Expansion of application scenarios
The 525% growth in payment cards indicates that there is still huge potential for expanding use cases. Currently focused on online consumption, future growth may extend to cross-border payments, B2B settlements, and other broader application scenarios.
Potential market size
From a personal perspective, although the annual transaction volume of over $90 million is still very limited compared to the global payment market, this growth rate suggests that crypto payment cards are in the early stages of rapid expansion. If this momentum continues, the market size in 2026 could see a significant leap.
Summary
The 525% growth in Visa crypto card transactions in 2025 is not just a number but an important milestone marking crypto payments’ transition from theoretical validation to practical application. Projects like EtherFi surpassing tens of millions of dollars in consumption demonstrate that user demand for crypto payments has shifted from conceptual to actual spending.

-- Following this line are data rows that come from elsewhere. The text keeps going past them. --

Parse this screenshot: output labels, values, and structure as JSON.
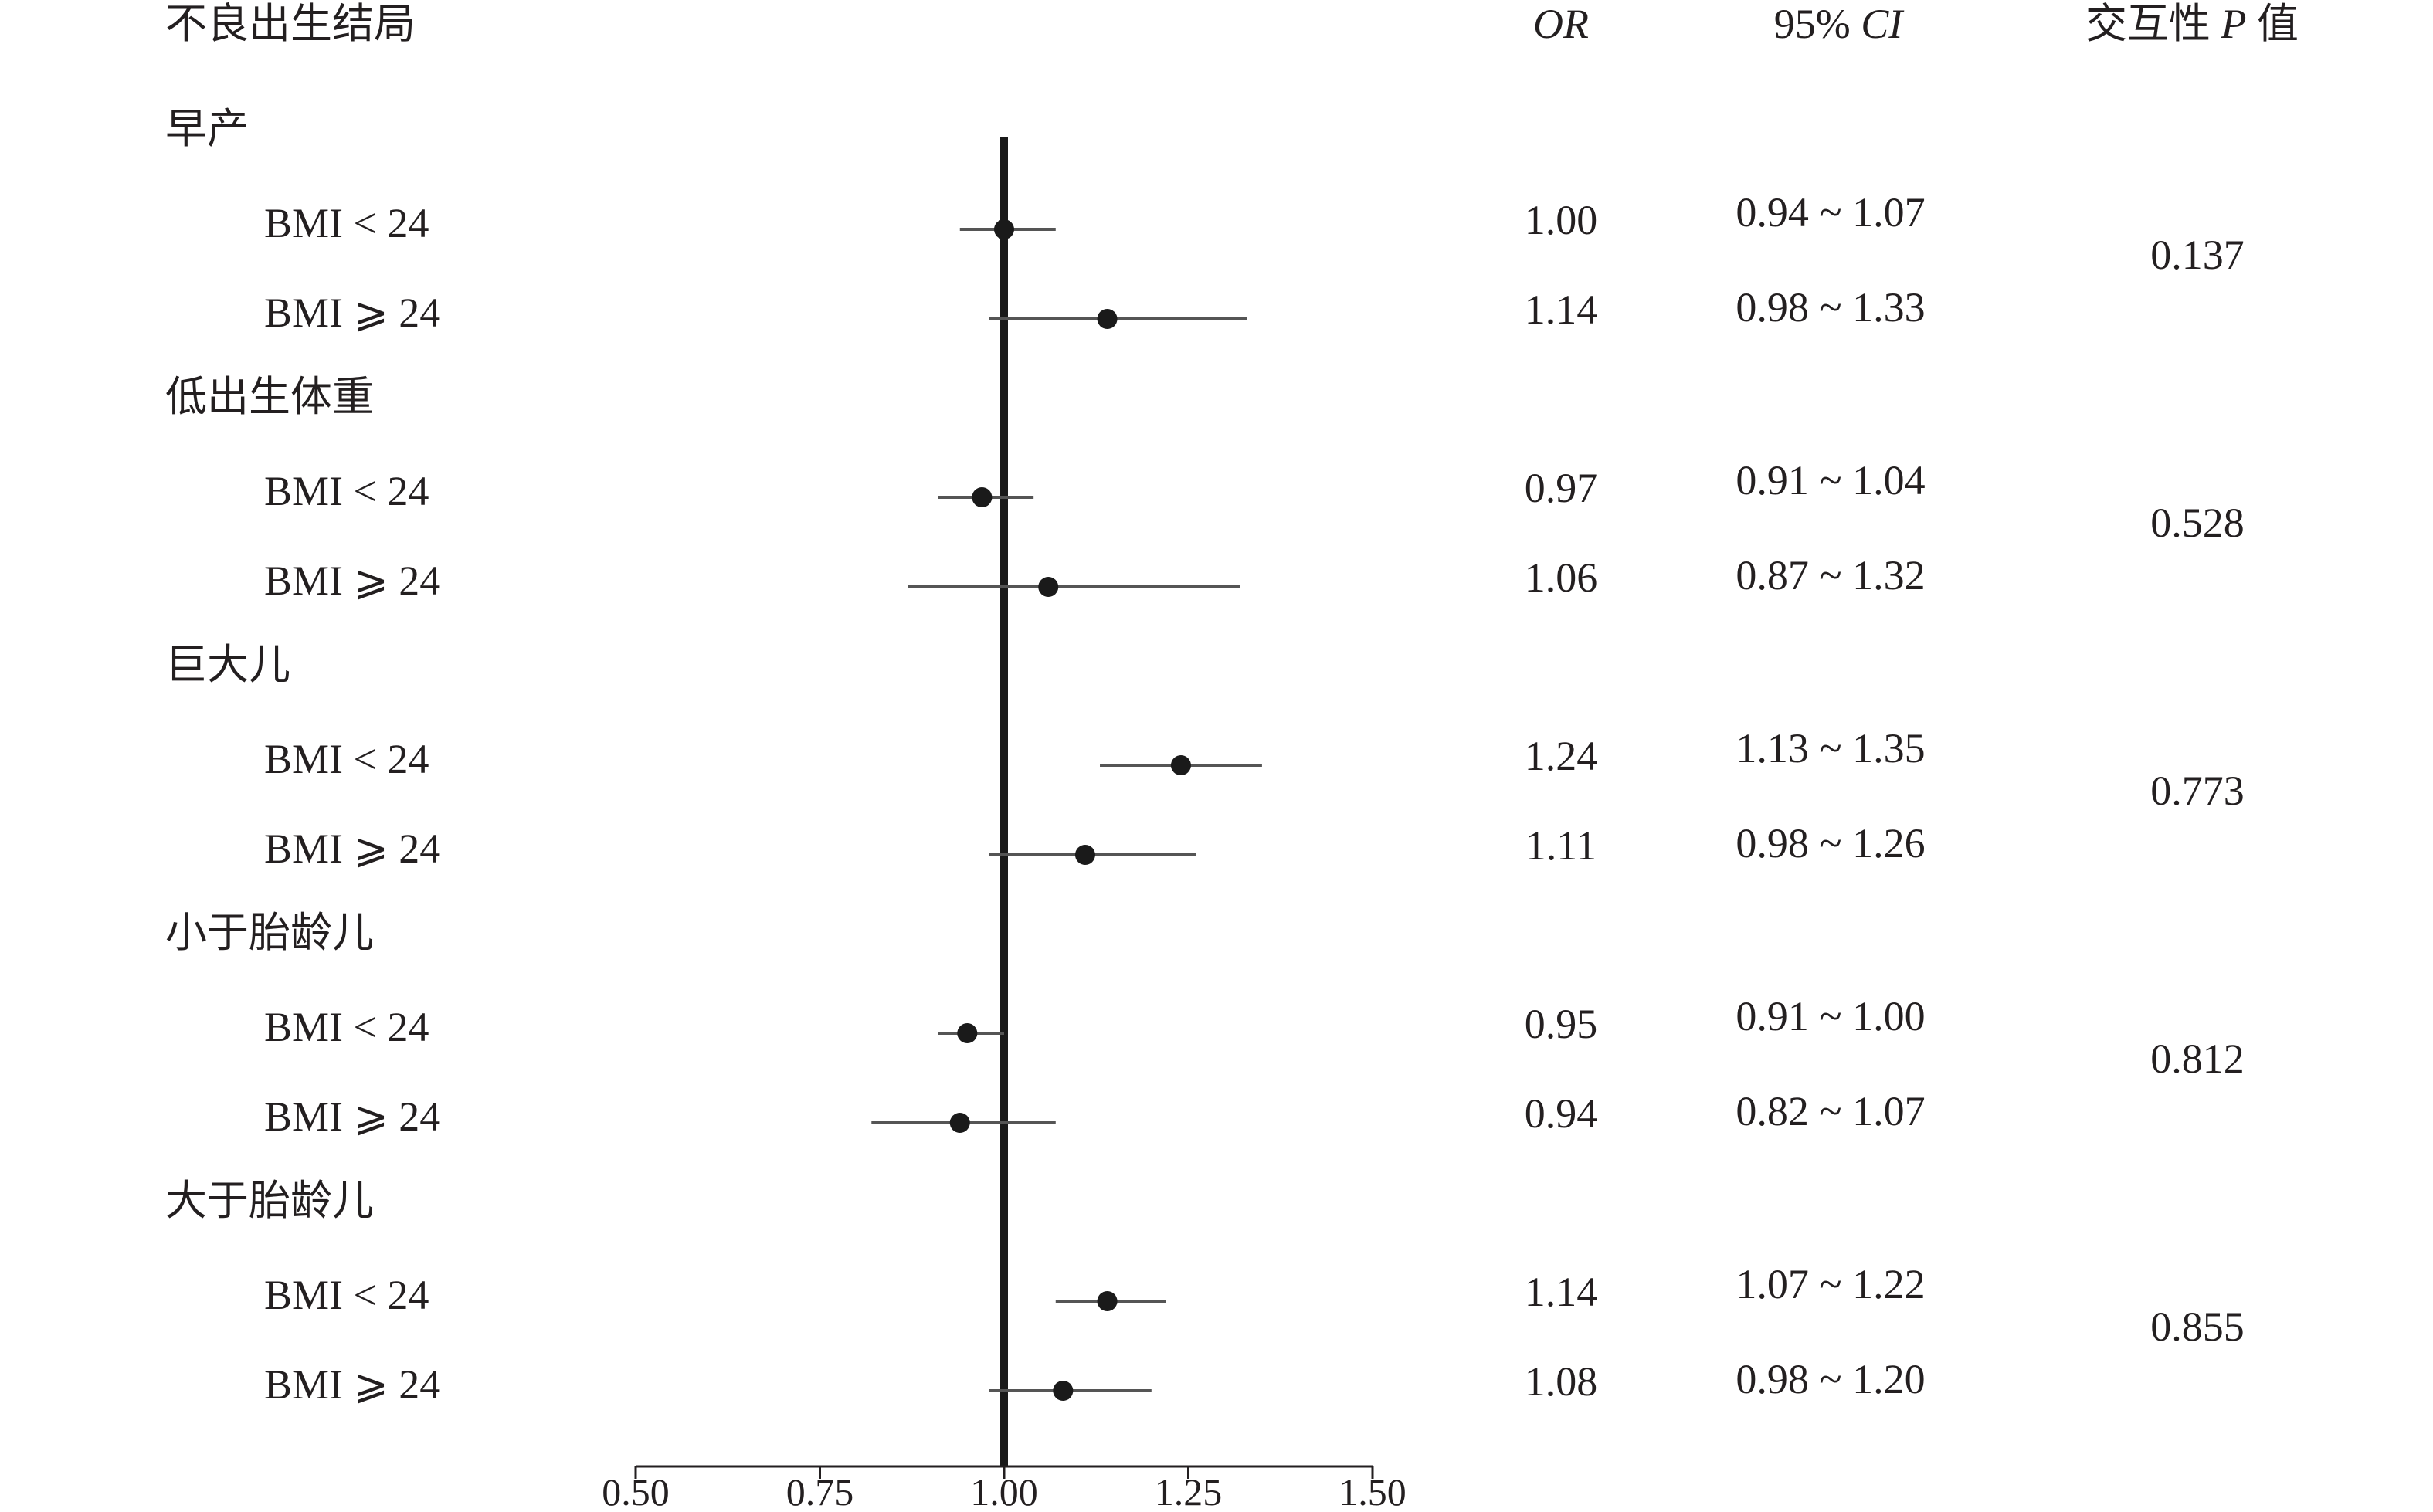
{
  "table_header": {
    "outcome": "不良出生结局",
    "or": "OR",
    "ci_parts": [
      "95% ",
      "CI"
    ],
    "p_parts": [
      "交互性 ",
      "P",
      " 值"
    ]
  },
  "chart_data": {
    "type": "scatter",
    "xlim": [
      0.5,
      1.5
    ],
    "x_ticks": [
      0.5,
      0.75,
      1.0,
      1.25,
      1.5
    ],
    "x_tick_labels": [
      "0.50",
      "0.75",
      "1.00",
      "1.25",
      "1.50"
    ],
    "reference_line_x": 1.0,
    "grid": false,
    "colors": {
      "text": "#231f20",
      "point": "#1a1a1a",
      "ci_line": "#555555",
      "reference_line": "#1a1a1a",
      "axis": "#231f20"
    },
    "groups": [
      {
        "name": "早产",
        "p_interaction": "0.137",
        "rows": [
          {
            "label": "BMI < 24",
            "or": 1.0,
            "or_label": "1.00",
            "ci": [
              0.94,
              1.07
            ],
            "ci_label": "0.94 ~ 1.07"
          },
          {
            "label": "BMI ⩾ 24",
            "or": 1.14,
            "or_label": "1.14",
            "ci": [
              0.98,
              1.33
            ],
            "ci_label": "0.98 ~ 1.33"
          }
        ]
      },
      {
        "name": "低出生体重",
        "p_interaction": "0.528",
        "rows": [
          {
            "label": "BMI < 24",
            "or": 0.97,
            "or_label": "0.97",
            "ci": [
              0.91,
              1.04
            ],
            "ci_label": "0.91 ~ 1.04"
          },
          {
            "label": "BMI ⩾ 24",
            "or": 1.06,
            "or_label": "1.06",
            "ci": [
              0.87,
              1.32
            ],
            "ci_label": "0.87 ~ 1.32"
          }
        ]
      },
      {
        "name": "巨大儿",
        "p_interaction": "0.773",
        "rows": [
          {
            "label": "BMI < 24",
            "or": 1.24,
            "or_label": "1.24",
            "ci": [
              1.13,
              1.35
            ],
            "ci_label": "1.13 ~ 1.35"
          },
          {
            "label": "BMI ⩾ 24",
            "or": 1.11,
            "or_label": "1.11",
            "ci": [
              0.98,
              1.26
            ],
            "ci_label": "0.98 ~ 1.26"
          }
        ]
      },
      {
        "name": "小于胎龄儿",
        "p_interaction": "0.812",
        "rows": [
          {
            "label": "BMI < 24",
            "or": 0.95,
            "or_label": "0.95",
            "ci": [
              0.91,
              1.0
            ],
            "ci_label": "0.91 ~ 1.00"
          },
          {
            "label": "BMI ⩾ 24",
            "or": 0.94,
            "or_label": "0.94",
            "ci": [
              0.82,
              1.07
            ],
            "ci_label": "0.82 ~ 1.07"
          }
        ]
      },
      {
        "name": "大于胎龄儿",
        "p_interaction": "0.855",
        "rows": [
          {
            "label": "BMI < 24",
            "or": 1.14,
            "or_label": "1.14",
            "ci": [
              1.07,
              1.22
            ],
            "ci_label": "1.07 ~ 1.22"
          },
          {
            "label": "BMI ⩾ 24",
            "or": 1.08,
            "or_label": "1.08",
            "ci": [
              0.98,
              1.2
            ],
            "ci_label": "0.98 ~ 1.20"
          }
        ]
      }
    ]
  }
}
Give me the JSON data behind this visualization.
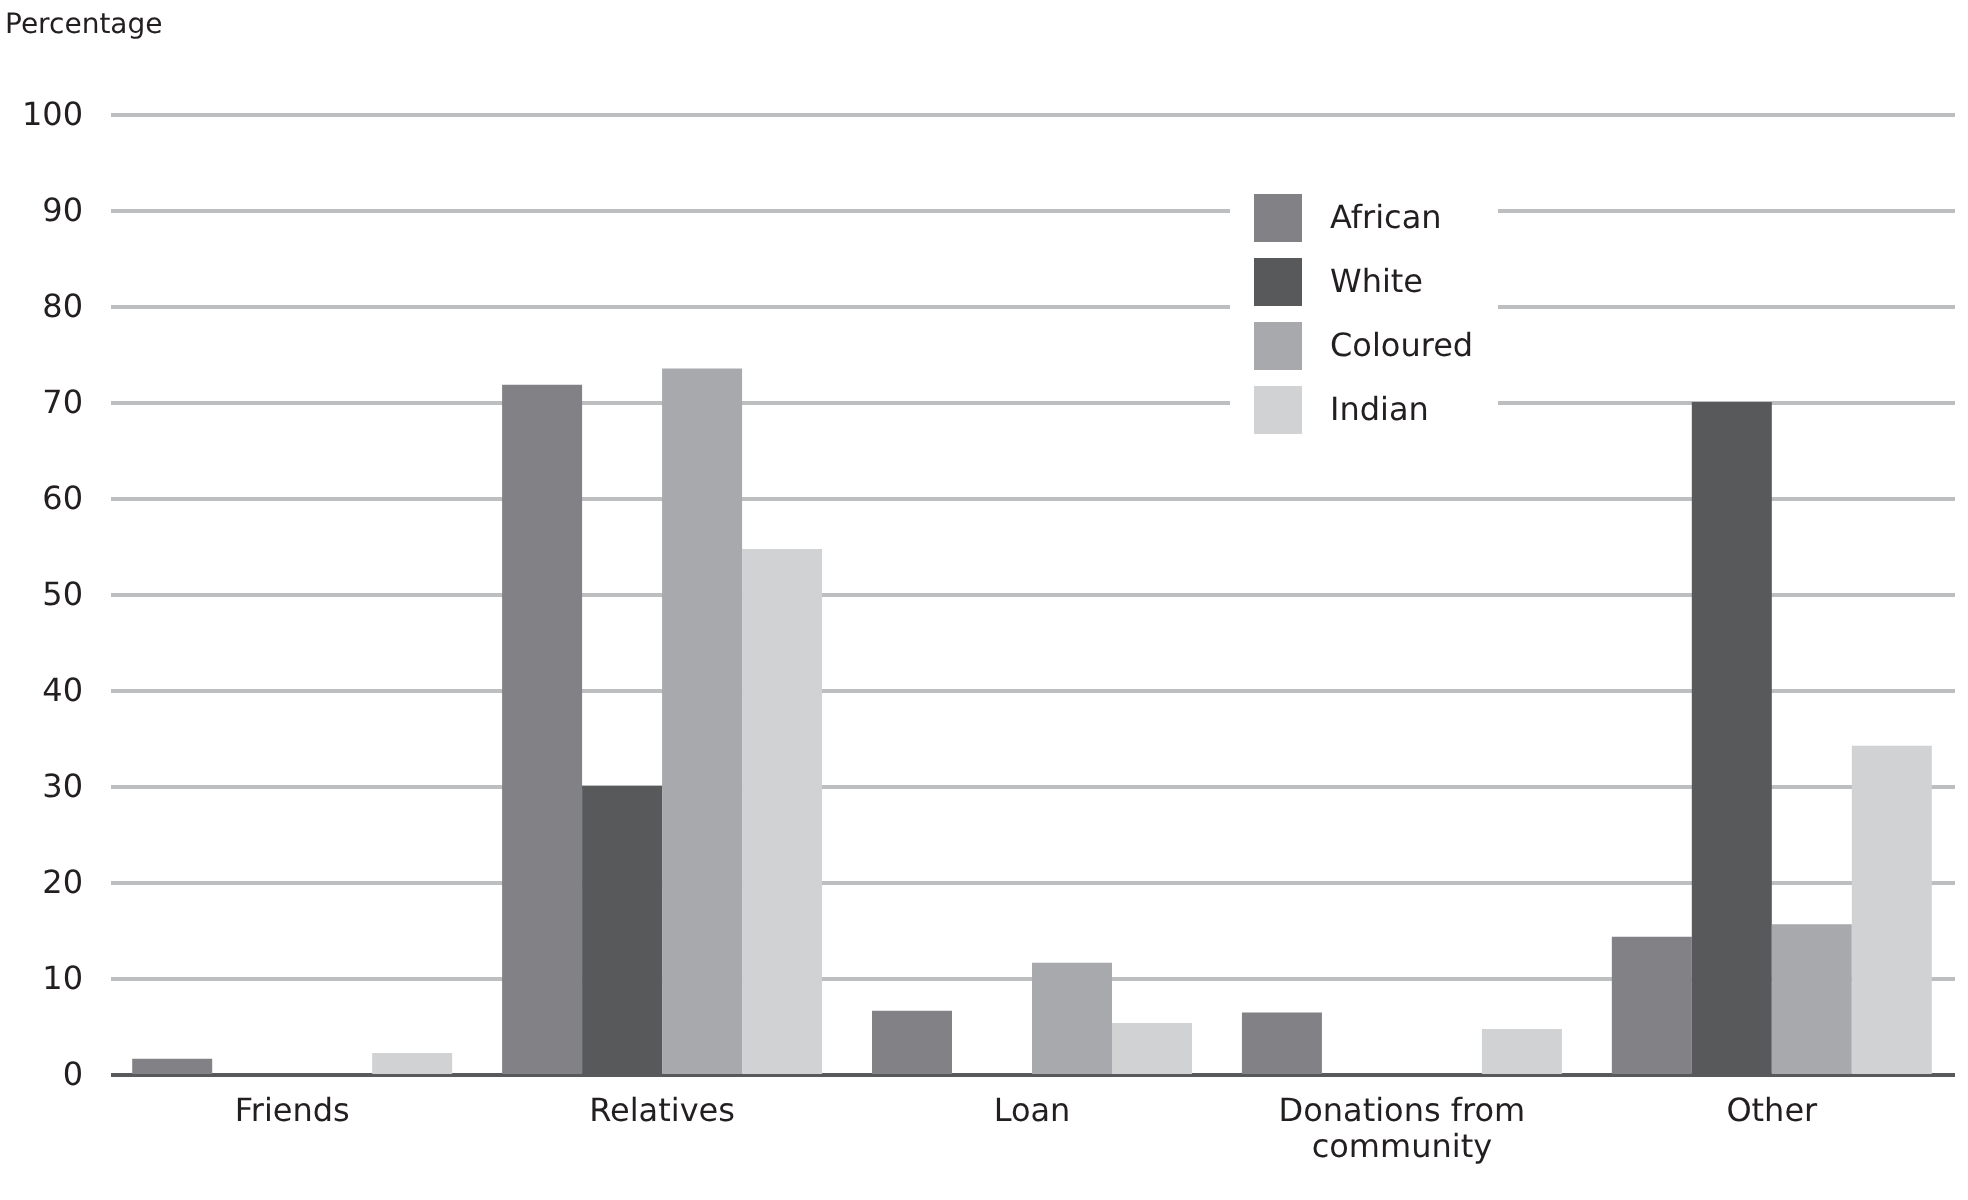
{
  "chart_data": {
    "type": "bar",
    "ylabel": "Percentage",
    "categories": [
      "Friends",
      "Relatives",
      "Loan",
      "Donations from community",
      "Other"
    ],
    "series": [
      {
        "name": "African",
        "color": "#828286",
        "values": [
          1.6,
          71.8,
          6.6,
          6.4,
          14.3
        ]
      },
      {
        "name": "White",
        "color": "#58595b",
        "values": [
          0,
          30,
          0,
          0,
          70
        ]
      },
      {
        "name": "Coloured",
        "color": "#a8a9ac",
        "values": [
          0,
          73.5,
          11.6,
          0,
          15.6
        ]
      },
      {
        "name": "Indian",
        "color": "#d1d2d4",
        "values": [
          2.2,
          54.7,
          5.3,
          4.7,
          34.2
        ]
      }
    ],
    "ylim": [
      0,
      100
    ],
    "yticks": [
      0,
      10,
      20,
      30,
      40,
      50,
      60,
      70,
      80,
      90,
      100
    ],
    "grid": "y",
    "legend": "top right"
  }
}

The key points are threefold: first, the crypto payment card market is scaling up, reflecting a genuine increase in the practicality of crypto assets; second, the participation and integration attitude of traditional payment giants open the door for further development of crypto payments; third, the improvement of stablecoin infrastructure is providing solid support for payment scenario applications.
The key focus for 2026 is whether this growth momentum can be maintained and whether new payment scenarios can be developed. Based on current trends, the outlook for the crypto payment card market remains promising.